Fox, NBC to Launch YouTube Rival

News Corp. and NBC Universal will team up in an online venture to distribute their TV programming an as-yet-unnamed jointly produced site, as well as to Yahoo, MSN, AOL and MySpace -- a partnership to counter Google’s YouTube, which has irked traditional media firms with heavy-handed negotiating tactics over distribution rights.

The media companies claimed that the partnership represents “the largest Internet-video-distribution network ever assembled” in a press release issued Thursday.

The joint venture will be located in New York and Los Angeles and will initially be led by NBC U chief digital officer George Kliavkoff. The companies said they will invest “a significant marketing and promotional budget” for the site’s launch.

"We expect this site to be -- or we hope it to be -- the No. 1 video destination on the Internet," News Corp. president and chief operating officer Peter Chernin said on a conference call Thursday.

Chernin added that the companies are already in discussions with other content providers and distributors -- including Google.

“We had a conversation with [Google CEO] Eric Schmidt this morning, and they are considering this,” Chernin said. Google representatives did not respond to a request for comment.

The site doesn’t have a name yet, but the founders referred to it as NewCo. The video site is scheduled to debut this summer with “thousands of hours of full-length programming, movies and clips” from NBC U’s and Fox’s cable channels, national broadcast channels and Universal Pictures and 20th Century Fox.

Shows to be available online through the NBC U-News Corp. venture will include NBC’s Heroes, My Name Is Earl, Saturday Night Live, Friday Night Lights and The Tonight Show with Jay Leno. Fox shows will include 24, House, The Riches and The Simpsons.
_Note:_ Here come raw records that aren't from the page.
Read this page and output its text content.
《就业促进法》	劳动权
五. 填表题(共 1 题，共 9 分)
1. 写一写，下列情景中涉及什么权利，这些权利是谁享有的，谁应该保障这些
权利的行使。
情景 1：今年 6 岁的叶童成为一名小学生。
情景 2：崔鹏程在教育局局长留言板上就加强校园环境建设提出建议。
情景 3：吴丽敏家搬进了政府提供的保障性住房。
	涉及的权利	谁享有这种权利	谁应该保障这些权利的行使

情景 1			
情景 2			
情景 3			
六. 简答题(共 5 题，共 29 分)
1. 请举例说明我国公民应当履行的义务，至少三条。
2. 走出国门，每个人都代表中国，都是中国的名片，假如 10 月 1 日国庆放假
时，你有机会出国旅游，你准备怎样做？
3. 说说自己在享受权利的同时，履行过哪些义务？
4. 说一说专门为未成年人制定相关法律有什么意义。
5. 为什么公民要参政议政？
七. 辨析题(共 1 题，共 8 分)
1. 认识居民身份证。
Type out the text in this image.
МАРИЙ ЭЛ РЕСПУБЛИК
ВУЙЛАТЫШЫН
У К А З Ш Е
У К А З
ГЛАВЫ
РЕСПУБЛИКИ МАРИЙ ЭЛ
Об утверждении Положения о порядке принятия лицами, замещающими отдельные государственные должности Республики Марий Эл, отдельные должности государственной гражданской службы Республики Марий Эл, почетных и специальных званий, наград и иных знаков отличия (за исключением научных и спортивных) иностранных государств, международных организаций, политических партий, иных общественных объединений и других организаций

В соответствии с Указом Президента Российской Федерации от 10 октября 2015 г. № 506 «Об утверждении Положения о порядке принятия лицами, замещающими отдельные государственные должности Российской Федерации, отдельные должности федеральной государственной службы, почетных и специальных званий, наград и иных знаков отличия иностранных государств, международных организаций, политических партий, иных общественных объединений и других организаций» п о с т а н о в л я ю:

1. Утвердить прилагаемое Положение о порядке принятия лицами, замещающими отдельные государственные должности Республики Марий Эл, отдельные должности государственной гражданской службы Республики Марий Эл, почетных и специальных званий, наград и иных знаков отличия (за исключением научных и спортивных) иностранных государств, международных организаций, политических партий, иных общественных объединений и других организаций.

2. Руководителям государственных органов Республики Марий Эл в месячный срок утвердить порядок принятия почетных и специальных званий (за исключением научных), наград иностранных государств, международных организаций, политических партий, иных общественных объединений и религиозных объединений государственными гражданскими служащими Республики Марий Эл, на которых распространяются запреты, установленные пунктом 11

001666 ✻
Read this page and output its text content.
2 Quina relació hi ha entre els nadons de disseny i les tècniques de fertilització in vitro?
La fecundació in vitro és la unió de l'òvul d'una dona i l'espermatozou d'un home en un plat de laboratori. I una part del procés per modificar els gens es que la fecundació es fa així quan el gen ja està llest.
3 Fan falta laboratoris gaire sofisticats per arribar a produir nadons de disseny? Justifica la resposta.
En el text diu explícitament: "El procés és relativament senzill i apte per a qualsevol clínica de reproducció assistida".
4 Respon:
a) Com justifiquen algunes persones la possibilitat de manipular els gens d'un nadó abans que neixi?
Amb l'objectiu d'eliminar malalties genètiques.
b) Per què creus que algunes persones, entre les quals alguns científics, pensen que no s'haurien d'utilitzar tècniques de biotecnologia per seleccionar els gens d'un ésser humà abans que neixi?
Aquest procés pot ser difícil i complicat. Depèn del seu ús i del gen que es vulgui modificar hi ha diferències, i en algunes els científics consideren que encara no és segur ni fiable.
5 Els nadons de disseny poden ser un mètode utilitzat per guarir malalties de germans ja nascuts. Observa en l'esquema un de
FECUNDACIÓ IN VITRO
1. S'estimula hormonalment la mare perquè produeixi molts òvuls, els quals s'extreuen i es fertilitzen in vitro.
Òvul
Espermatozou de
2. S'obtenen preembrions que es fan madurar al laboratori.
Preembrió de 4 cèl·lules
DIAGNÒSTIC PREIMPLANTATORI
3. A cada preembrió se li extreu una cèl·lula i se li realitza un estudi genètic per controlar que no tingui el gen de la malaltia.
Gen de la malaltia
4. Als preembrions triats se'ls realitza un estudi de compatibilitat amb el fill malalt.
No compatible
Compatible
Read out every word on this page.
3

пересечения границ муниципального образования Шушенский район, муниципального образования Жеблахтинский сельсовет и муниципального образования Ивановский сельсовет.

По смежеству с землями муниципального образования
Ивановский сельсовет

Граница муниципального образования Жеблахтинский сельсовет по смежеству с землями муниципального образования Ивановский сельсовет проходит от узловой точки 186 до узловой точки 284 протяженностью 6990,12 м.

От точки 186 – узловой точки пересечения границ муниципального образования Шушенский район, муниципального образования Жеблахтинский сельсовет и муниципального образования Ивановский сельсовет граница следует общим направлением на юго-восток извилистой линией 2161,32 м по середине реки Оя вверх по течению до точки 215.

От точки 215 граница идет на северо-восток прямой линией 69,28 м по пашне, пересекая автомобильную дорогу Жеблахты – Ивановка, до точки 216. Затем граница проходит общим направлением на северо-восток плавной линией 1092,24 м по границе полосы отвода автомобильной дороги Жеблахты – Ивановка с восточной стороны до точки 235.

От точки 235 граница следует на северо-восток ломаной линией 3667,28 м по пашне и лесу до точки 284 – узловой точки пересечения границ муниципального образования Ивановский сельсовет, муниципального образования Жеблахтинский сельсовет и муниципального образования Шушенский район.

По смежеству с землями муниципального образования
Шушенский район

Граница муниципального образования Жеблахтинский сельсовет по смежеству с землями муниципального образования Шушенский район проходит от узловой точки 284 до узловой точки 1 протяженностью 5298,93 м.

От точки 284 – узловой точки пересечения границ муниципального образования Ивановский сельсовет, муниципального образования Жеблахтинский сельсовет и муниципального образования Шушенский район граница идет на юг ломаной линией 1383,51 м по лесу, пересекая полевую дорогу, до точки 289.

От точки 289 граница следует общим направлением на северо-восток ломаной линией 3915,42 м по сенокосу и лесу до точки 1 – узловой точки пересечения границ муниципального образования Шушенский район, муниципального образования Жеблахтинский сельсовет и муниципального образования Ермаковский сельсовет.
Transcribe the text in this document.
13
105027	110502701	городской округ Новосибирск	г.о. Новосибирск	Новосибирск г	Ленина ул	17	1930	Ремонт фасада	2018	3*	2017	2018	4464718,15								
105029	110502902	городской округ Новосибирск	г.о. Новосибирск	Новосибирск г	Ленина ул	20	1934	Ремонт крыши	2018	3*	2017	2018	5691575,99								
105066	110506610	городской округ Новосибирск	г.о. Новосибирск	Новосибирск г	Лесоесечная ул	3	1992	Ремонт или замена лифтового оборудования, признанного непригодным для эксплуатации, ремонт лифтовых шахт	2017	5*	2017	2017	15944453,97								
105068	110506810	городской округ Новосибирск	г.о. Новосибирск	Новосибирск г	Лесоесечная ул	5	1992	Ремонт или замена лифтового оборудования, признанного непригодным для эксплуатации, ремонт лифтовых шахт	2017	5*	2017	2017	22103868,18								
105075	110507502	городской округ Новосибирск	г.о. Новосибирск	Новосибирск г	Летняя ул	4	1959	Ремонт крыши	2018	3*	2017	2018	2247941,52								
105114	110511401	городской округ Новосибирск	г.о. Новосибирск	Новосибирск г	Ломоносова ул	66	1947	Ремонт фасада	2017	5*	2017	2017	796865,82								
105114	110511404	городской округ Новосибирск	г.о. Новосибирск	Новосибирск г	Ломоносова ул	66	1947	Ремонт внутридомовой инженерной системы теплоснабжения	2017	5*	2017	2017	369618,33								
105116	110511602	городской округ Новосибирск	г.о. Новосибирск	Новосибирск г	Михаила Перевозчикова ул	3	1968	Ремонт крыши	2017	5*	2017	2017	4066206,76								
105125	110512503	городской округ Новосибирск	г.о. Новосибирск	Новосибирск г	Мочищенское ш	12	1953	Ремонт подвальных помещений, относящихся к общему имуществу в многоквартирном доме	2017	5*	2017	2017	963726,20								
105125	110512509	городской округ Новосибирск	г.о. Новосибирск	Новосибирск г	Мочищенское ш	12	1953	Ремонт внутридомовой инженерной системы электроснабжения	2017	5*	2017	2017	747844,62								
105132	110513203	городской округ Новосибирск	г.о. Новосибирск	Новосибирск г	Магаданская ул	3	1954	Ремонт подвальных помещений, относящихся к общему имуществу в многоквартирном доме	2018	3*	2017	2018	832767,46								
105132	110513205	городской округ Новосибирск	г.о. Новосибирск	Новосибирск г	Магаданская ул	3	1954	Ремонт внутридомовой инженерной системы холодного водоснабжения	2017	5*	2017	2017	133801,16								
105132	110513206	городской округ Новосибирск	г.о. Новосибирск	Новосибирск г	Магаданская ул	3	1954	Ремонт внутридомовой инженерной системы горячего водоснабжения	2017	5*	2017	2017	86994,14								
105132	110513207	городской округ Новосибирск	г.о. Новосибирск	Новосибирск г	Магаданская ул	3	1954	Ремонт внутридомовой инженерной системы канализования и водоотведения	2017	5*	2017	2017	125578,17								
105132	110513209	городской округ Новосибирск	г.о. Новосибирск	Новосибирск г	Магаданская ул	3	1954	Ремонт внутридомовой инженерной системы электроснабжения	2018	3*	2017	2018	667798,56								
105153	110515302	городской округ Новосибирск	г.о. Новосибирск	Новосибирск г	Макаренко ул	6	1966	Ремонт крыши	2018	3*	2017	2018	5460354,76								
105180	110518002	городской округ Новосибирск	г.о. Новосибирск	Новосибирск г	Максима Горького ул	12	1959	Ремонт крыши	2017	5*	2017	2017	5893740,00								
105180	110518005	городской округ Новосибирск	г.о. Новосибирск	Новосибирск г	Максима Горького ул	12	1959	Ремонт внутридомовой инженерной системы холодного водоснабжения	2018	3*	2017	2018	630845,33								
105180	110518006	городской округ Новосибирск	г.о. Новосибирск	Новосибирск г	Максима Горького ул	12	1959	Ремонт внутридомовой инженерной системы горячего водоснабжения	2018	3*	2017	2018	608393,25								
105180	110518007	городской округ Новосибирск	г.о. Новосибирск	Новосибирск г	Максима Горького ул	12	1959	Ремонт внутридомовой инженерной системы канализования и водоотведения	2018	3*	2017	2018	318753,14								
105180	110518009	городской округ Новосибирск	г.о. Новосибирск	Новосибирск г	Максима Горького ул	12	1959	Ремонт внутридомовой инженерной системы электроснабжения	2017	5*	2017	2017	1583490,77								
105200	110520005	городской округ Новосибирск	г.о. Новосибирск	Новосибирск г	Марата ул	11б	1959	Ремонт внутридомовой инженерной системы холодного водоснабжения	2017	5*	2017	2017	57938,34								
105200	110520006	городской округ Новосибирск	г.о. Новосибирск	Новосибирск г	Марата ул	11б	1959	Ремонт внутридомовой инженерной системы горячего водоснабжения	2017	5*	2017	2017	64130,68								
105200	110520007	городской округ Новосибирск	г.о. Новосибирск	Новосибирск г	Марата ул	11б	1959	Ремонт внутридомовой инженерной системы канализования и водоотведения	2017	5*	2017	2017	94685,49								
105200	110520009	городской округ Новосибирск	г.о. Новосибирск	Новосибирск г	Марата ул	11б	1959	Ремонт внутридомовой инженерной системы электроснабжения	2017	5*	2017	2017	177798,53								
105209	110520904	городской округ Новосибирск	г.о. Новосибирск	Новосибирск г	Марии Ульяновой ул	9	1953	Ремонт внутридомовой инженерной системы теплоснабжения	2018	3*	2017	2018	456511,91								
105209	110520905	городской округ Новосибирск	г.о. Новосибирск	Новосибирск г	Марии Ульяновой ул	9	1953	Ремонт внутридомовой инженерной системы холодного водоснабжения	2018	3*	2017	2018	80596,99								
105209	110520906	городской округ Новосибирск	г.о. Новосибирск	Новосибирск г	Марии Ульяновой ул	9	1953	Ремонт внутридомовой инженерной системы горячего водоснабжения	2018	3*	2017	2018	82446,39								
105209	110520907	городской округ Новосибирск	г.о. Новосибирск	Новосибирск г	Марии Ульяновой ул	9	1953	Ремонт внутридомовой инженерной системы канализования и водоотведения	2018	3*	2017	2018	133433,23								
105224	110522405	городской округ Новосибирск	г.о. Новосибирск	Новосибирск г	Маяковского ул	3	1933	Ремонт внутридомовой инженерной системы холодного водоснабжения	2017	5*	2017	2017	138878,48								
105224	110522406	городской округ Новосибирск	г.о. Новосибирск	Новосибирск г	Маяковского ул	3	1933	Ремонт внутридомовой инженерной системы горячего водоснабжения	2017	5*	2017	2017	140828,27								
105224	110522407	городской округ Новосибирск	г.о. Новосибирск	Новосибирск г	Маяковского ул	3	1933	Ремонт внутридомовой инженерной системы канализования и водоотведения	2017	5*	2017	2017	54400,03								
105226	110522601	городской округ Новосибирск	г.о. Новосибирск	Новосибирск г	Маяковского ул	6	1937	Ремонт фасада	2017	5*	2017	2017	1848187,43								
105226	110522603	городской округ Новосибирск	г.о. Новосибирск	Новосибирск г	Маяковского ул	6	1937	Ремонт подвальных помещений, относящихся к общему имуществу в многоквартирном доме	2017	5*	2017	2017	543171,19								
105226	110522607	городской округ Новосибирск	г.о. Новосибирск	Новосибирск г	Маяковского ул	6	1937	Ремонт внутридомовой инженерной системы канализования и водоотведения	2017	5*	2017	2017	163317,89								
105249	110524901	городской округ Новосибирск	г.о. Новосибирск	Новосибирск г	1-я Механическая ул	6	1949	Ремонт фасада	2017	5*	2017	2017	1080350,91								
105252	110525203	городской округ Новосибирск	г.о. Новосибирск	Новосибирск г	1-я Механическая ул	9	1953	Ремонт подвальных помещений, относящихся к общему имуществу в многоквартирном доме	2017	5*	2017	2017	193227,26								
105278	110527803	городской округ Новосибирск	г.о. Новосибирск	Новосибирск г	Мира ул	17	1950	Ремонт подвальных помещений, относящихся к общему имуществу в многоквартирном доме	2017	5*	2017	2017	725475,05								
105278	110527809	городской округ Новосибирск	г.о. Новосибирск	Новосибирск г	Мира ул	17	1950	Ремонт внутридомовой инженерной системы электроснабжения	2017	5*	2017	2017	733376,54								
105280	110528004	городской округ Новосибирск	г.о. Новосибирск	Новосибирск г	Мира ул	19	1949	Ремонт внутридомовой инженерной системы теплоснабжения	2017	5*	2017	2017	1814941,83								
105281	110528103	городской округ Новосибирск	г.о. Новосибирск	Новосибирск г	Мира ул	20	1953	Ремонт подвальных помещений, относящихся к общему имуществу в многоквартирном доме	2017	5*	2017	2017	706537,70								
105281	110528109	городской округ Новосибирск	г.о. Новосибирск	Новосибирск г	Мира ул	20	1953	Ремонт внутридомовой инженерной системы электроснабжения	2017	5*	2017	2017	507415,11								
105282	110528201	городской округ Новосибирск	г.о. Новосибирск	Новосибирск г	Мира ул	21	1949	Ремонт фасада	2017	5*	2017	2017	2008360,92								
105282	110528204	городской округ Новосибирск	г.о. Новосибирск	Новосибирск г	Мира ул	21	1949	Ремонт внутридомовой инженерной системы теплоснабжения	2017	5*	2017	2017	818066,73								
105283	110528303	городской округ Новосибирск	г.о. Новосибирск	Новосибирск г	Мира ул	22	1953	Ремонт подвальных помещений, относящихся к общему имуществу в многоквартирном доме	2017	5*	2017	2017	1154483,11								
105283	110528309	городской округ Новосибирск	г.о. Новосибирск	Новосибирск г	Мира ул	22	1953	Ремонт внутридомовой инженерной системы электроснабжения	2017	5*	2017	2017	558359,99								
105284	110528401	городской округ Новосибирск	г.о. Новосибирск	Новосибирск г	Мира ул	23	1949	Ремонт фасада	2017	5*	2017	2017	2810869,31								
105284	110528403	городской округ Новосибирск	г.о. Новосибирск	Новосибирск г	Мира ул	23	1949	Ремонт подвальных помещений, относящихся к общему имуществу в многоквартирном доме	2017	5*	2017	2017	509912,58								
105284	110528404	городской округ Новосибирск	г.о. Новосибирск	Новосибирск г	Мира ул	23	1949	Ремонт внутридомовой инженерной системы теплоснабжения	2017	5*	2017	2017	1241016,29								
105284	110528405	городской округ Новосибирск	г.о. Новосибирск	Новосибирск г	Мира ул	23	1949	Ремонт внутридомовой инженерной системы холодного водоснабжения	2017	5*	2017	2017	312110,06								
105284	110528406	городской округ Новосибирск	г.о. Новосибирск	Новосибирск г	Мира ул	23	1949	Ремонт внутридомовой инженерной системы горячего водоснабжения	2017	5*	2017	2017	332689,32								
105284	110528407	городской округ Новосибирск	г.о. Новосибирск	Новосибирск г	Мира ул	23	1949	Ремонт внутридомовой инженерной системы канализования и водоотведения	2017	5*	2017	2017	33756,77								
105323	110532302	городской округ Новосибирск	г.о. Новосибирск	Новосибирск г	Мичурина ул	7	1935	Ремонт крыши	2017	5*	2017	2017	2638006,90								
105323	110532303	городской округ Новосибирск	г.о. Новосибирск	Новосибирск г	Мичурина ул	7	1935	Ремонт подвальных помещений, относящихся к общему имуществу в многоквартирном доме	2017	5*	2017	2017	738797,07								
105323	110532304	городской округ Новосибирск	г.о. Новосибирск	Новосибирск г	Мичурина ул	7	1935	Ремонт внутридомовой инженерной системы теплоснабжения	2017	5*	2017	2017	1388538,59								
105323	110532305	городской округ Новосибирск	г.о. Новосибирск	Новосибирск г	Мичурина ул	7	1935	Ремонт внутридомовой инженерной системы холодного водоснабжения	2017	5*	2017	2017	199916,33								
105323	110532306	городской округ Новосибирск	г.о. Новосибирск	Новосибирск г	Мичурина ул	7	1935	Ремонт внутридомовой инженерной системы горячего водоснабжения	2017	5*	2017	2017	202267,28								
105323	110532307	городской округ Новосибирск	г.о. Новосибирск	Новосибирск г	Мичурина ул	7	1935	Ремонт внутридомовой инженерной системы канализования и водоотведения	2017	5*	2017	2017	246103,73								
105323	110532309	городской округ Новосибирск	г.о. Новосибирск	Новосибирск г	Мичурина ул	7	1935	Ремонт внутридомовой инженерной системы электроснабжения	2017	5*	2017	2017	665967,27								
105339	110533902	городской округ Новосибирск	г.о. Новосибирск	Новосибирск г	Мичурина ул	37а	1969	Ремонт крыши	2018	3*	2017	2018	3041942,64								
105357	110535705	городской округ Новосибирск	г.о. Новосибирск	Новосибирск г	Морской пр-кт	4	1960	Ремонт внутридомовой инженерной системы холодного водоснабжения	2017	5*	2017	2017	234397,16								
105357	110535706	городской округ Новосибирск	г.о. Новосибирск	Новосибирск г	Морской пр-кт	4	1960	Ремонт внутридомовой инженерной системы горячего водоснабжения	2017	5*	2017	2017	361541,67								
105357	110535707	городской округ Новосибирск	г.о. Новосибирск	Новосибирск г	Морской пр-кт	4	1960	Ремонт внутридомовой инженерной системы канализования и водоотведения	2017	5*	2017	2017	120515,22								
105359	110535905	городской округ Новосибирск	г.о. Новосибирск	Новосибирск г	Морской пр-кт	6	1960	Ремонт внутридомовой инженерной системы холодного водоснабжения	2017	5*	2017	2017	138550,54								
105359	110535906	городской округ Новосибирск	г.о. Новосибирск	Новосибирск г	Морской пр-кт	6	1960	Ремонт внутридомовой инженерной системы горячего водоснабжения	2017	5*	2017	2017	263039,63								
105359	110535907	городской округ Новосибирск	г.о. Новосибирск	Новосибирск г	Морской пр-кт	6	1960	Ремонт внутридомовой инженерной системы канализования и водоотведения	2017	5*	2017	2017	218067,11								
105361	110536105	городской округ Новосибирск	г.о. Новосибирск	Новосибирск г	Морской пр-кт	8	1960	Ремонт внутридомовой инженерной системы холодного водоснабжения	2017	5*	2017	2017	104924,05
The initial distribution partners -- AOL, MSN, MySpace and Yahoo -- represent 96% of all U.S. monthly unique Internet users, according to NBC U and News Corp.

Charter advertisers for the unnamed joint venture include Cadbury Schweppes, Cisco Systems, Esurance, Intel and General Motors. NBC U CEO Jeff Zucker said the venture had already landed two additional advertisers Thursday morning, which he didn’t name.

Zucker added that there will a dedicated ad-sales force for NewCo, which will be put into place over the next few weeks. Revenue from ad sales will be shared among the venture, with “the bulk of it” going back to the copyright holders, he said.

The site will compete head-to-head with YouTube, currently the No. 1 video destination online, serving more than 100 million video streams daily. TV programmers have viewed YouTube as a double-edged sword: potentially valuable as a promotional outlet, but problematic in terms of the control YouTube affords over video that’s posted to the site.

The NewCo announcement comes one week after Viacom filed a copyright-infringement lawsuit against YouTube and Google, demanding at least $1 billion in damages.

Viacom, while not a participant in the NBC U-News Corp. announcement, did not rule out contributing content from its programming networks to NewCo.

“We welcome any additional distribution” where intellectual property is protected from unauthorized use, said Mark Morril, Viacom’s deputy general counsel, who worked on the lawsuit filed this month against Google and YouTube. “Our understanding of that site is that it’s going to be a copyright-respecting site.”

Viacom has so far avoided creating its own YouTube-like portal to distribute programming from its MTV Networks, which include Comedy Central, Nickelodeon, VH1 and MTV.

Instead, it has distributed the content widely, through such sites as Apple’s iTunes, mobile-telephone services and Google’s own video store, where it gets compensated with clear commercial arrangements.

Viacom also signed a deal to provide content to a start-up YouTube competitor called Joost, founded by entrepreneurs who previously created Internet-based music and telephone services known as Kazaa and Skype, respectively.

And MTV created two “immersive” online worlds, Virtual Hills and Virtual Laguna Beach.

“The core of Viacom’s strategy is to go wherever consumers are going to get video online,” under lawful licensing arrangements, Morril said.